The Hoyas didn't have any problem scoring in the arena where they have won 12 straight games, 10 this season. Six players finished in double figures, freshmen Anthony Jones and William Martin leading the way with 20 and 19 points, respectively. Eric Floyd scored 17, Pat Ewing 13, Mike Hancock 12 and little-used Ron Blaylock had 11, including the basket that sent the Hoyas over 100 points for the first time this year.

As usual, the Pirates were led by Callandrillo, who came into the game having scored 30 or more points in five of his last six contests and averaging 27 points. He finished with 27 points on nine of 24 shooting from the floor.

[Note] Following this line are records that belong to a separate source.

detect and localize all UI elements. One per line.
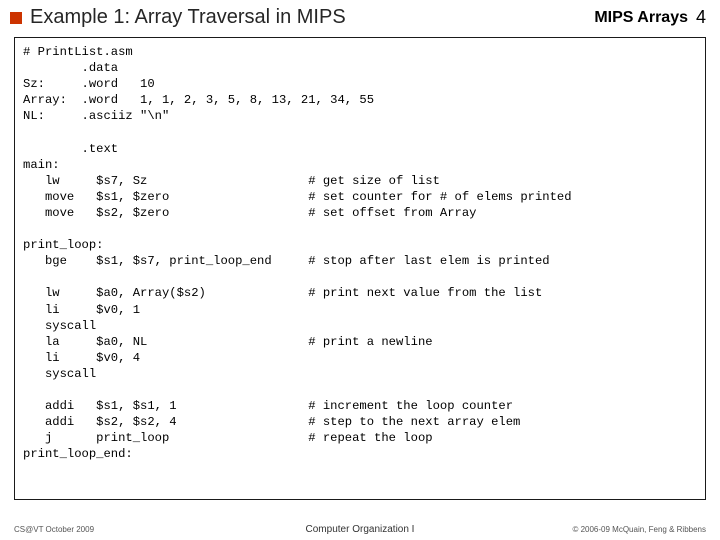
footer-center: Computer Organization I <box>306 524 415 535</box>
title-bullet-icon <box>10 12 22 24</box>
footer: CS@VT October 2009 Computer Organization… <box>0 525 720 534</box>
footer-left: CS@VT October 2009 <box>14 525 94 534</box>
slide-title: Example 1: Array Traversal in MIPS <box>30 6 594 29</box>
page-number: 4 <box>696 7 706 28</box>
code-block: # PrintList.asm .data Sz: .word 10 Array… <box>14 37 706 500</box>
section-label: MIPS Arrays <box>594 9 688 27</box>
slide: Example 1: Array Traversal in MIPS MIPS … <box>0 0 720 540</box>
header: Example 1: Array Traversal in MIPS MIPS … <box>0 0 720 33</box>
footer-right: © 2006-09 McQuain, Feng & Ribbens <box>572 525 706 534</box>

"He's a hard man to stop," said Hoya Eric Smith, who started off guarding Callandrillo. "You want to keep him from getting the ball. If he gets it, you have to play good defense on him."

The Pirates won the tip and Callandrillo, 6-2, attempted his first shot with Smith's hand in his face. He missed, and went on to miss five of his first eight. He had eight turnovers in the half.

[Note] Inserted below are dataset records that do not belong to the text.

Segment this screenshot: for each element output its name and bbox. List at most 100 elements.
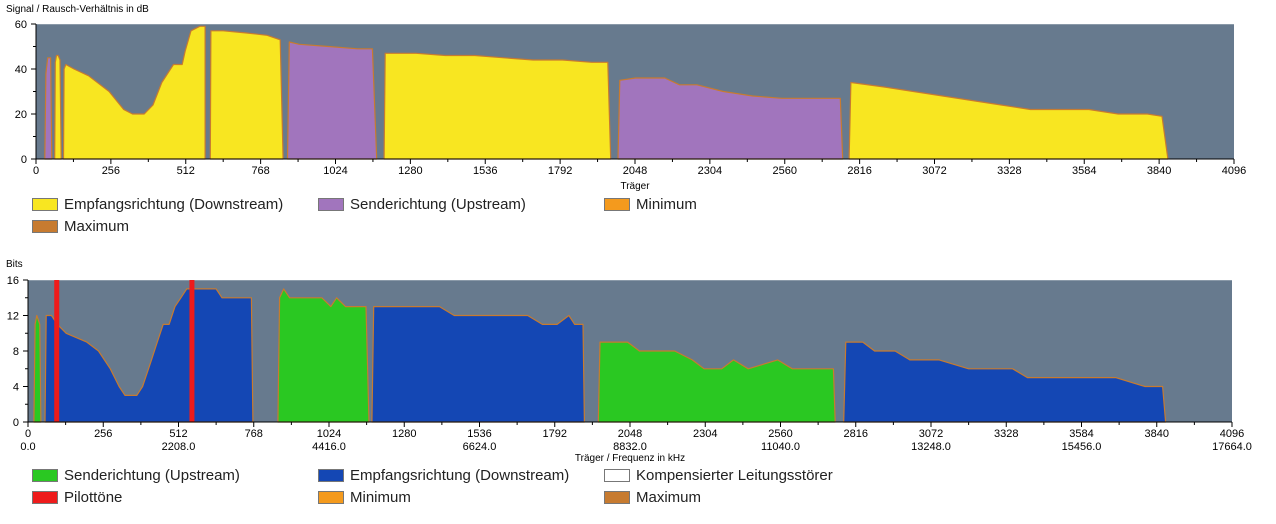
bits-legend-item-3: Kompensierter Leitungsstörer [604, 467, 833, 484]
x-tick-label-13: 3328 [997, 165, 1021, 177]
bits-legend-swatch-2 [318, 469, 344, 482]
y-tick-label-0: 0 [21, 154, 27, 166]
x-tick-label-3: 768 [251, 165, 269, 177]
bits-legend-item-6: Maximum [604, 489, 701, 506]
x-axis-label: Träger / Frequenz in kHz [575, 453, 685, 464]
x-tick-label-7: 1792 [548, 165, 572, 177]
x-tick-label-14: 3584 [1069, 428, 1093, 440]
snr-legend-item-3: Minimum [604, 196, 697, 213]
bits-legend-item-4: Pilottöne [32, 489, 122, 506]
series-1-segment-2 [277, 288, 370, 423]
x-tick-label-8: 2048 [618, 428, 642, 440]
bits-chart: Bits 0 4 8 12 16 0 256 512 768 1024 1280 1536 1792 204… [6, 259, 1252, 464]
x-khz-label-4: 8832.0 [613, 441, 647, 453]
x-khz-label-1: 2208.0 [162, 441, 196, 453]
bits-legend-item-1: Senderichtung (Upstream) [32, 467, 240, 484]
x-tick-label-10: 2560 [768, 428, 792, 440]
snr-legend-label-1: Empfangsrichtung (Downstream) [64, 196, 284, 213]
snr-legend-swatch-4 [32, 220, 58, 233]
x-tick-label-6: 1536 [467, 428, 491, 440]
series-1-segment-1 [33, 314, 42, 423]
bits-legend-item-2: Empfangsrichtung (Downstream) [318, 467, 569, 484]
snr-legend-label-2: Senderichtung (Upstream) [350, 196, 526, 213]
x-tick-label-16: 4096 [1220, 428, 1244, 440]
x-tick-label-11: 2816 [847, 165, 871, 177]
x-tick-label-0: 0 [25, 428, 31, 440]
bits-legend-label-2: Empfangsrichtung (Downstream) [350, 467, 570, 484]
x-tick-label-7: 1792 [543, 428, 567, 440]
x-khz-label-3: 6624.0 [463, 441, 497, 453]
y-tick-label-3: 60 [15, 19, 27, 31]
series-2-segment-3 [617, 77, 844, 160]
x-khz-label-0: 0.0 [20, 441, 35, 453]
bits-legend-label-5: Minimum [350, 489, 411, 506]
series-1-segment-2 [62, 25, 206, 160]
bits-legend-swatch-1 [32, 469, 58, 482]
x-tick-label-16: 4096 [1222, 165, 1246, 177]
x-tick-label-10: 2560 [773, 165, 797, 177]
series-1-segment-5 [848, 81, 1169, 160]
series-1-segment-3 [209, 30, 284, 160]
series-2-segment-2 [371, 305, 586, 423]
y-tick-label-1: 20 [15, 109, 27, 121]
bits-legend-swatch-6 [604, 491, 630, 504]
y-tick-label-0: 0 [13, 417, 19, 429]
snr-legend-swatch-2 [318, 198, 344, 211]
x-khz-label-8: 17664.0 [1212, 441, 1252, 453]
series-2-segment-1 [44, 288, 254, 423]
snr-legend-item-4: Maximum [32, 218, 129, 235]
bits-legend: Senderichtung (Upstream) Empfangsrichtung… [0, 467, 1276, 511]
x-tick-label-11: 2816 [844, 428, 868, 440]
x-tick-label-15: 3840 [1145, 428, 1169, 440]
series-2-segment-1 [44, 57, 53, 160]
snr-legend: Empfangsrichtung (Downstream) Senderichtu… [0, 196, 1276, 240]
x-tick-label-2: 512 [177, 165, 195, 177]
x-tick-label-5: 1280 [392, 428, 416, 440]
bits-legend-label-3: Kompensierter Leitungsstörer [636, 467, 833, 484]
pilot-tone-2 [189, 280, 195, 422]
x-tick-label-1: 256 [94, 428, 112, 440]
x-khz-label-2: 4416.0 [312, 441, 346, 453]
y-tick-label-2: 8 [13, 346, 19, 358]
bits-legend-label-1: Senderichtung (Upstream) [64, 467, 240, 484]
x-tick-label-15: 3840 [1147, 165, 1171, 177]
snr-legend-item-2: Senderichtung (Upstream) [318, 196, 526, 213]
series-1-segment-1 [54, 54, 62, 160]
series-1-segment-4 [383, 52, 612, 160]
x-tick-label-4: 1024 [317, 428, 341, 440]
x-tick-label-5: 1280 [398, 165, 422, 177]
x-tick-label-0: 0 [33, 165, 39, 177]
snr-chart: Signal / Rausch-Verhältnis in dB 0 20 40 60 0… [6, 4, 1246, 192]
x-tick-label-8: 2048 [623, 165, 647, 177]
x-tick-label-1: 256 [102, 165, 120, 177]
pilot-tone-1 [54, 280, 60, 422]
x-tick-label-13: 3328 [994, 428, 1018, 440]
x-tick-label-9: 2304 [698, 165, 722, 177]
bits-legend-label-6: Maximum [636, 489, 702, 506]
x-tick-label-12: 3072 [922, 165, 946, 177]
x-tick-label-2: 512 [169, 428, 187, 440]
x-khz-label-6: 13248.0 [911, 441, 951, 453]
chart-title: Signal / Rausch-Verhältnis in dB [6, 4, 149, 15]
x-khz-label-7: 15456.0 [1062, 441, 1102, 453]
snr-legend-swatch-3 [604, 198, 630, 211]
x-tick-label-9: 2304 [693, 428, 717, 440]
y-tick-label-1: 4 [13, 382, 19, 394]
x-tick-label-6: 1536 [473, 165, 497, 177]
bits-legend-swatch-5 [318, 491, 344, 504]
snr-legend-label-3: Minimum [636, 196, 697, 213]
snr-legend-swatch-1 [32, 198, 58, 211]
y-tick-label-4: 16 [7, 275, 19, 287]
series-2-segment-2 [286, 41, 378, 160]
series-1-segment-3 [597, 341, 836, 423]
snr-legend-label-4: Maximum [64, 218, 130, 235]
y-tick-label-2: 40 [15, 64, 27, 76]
x-axis-label: Träger [620, 181, 650, 192]
bits-legend-item-5: Minimum [318, 489, 411, 506]
bits-legend-swatch-3 [604, 469, 630, 482]
x-tick-label-3: 768 [245, 428, 263, 440]
x-tick-label-12: 3072 [919, 428, 943, 440]
chart-title: Bits [6, 259, 23, 270]
bits-legend-label-4: Pilottöne [64, 489, 123, 506]
y-tick-label-3: 12 [7, 311, 19, 323]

The Hoyas then went up, 6-0, as Smith sank two free throws and Mike Hancock made two short jumpers before the game was a minute old. Callandrillo forced up enough shots--17 in the first half--to score 15 first half points. But all the Hoyas were scoring almost at will, especially during a 3 1/2-minute period when they outscored the Pirates, 15-2, to take a 27-12 lead.

Hancock had all 12 of his points in the first half and Floyd and Martin had eight each as Georgetown simply ran around, past and, in some cases, over the flustered Pirates. Ewing's presence kept the Pirates from coming into the lane and he finished with seven rebounds and six blocked shots.

"We were very intense early and we were able to get ahead and relax," Hoya Coach John Thompson said. "I was afraid we might be looking ahead to Syracuse, but overall we had the type of game I would have wanted. I just wanted to get this one over."

Except for a sloppy six minutes when the Pirates scored 11 points to cut the Hoya lead to 53-33, Georgetown was never in any danger.

"When you get up like that, you have a tendency to let up a little," Smith said. "You don't like to to happen, but it does sometimes."

Unfortunately for the Pirates, Georgetown came out as strong as ever in the second half. So for another 20 minutes, the Hoyas inflicted the same punishment. More fast break layups, more steals and more intimidation from Ewing.

Just after Blaylock's shot made the score 101-69, Hoya fans began chanting "We want Syracuse (a 75-70 winner earlier this season)."

They'll get their wish Monday night.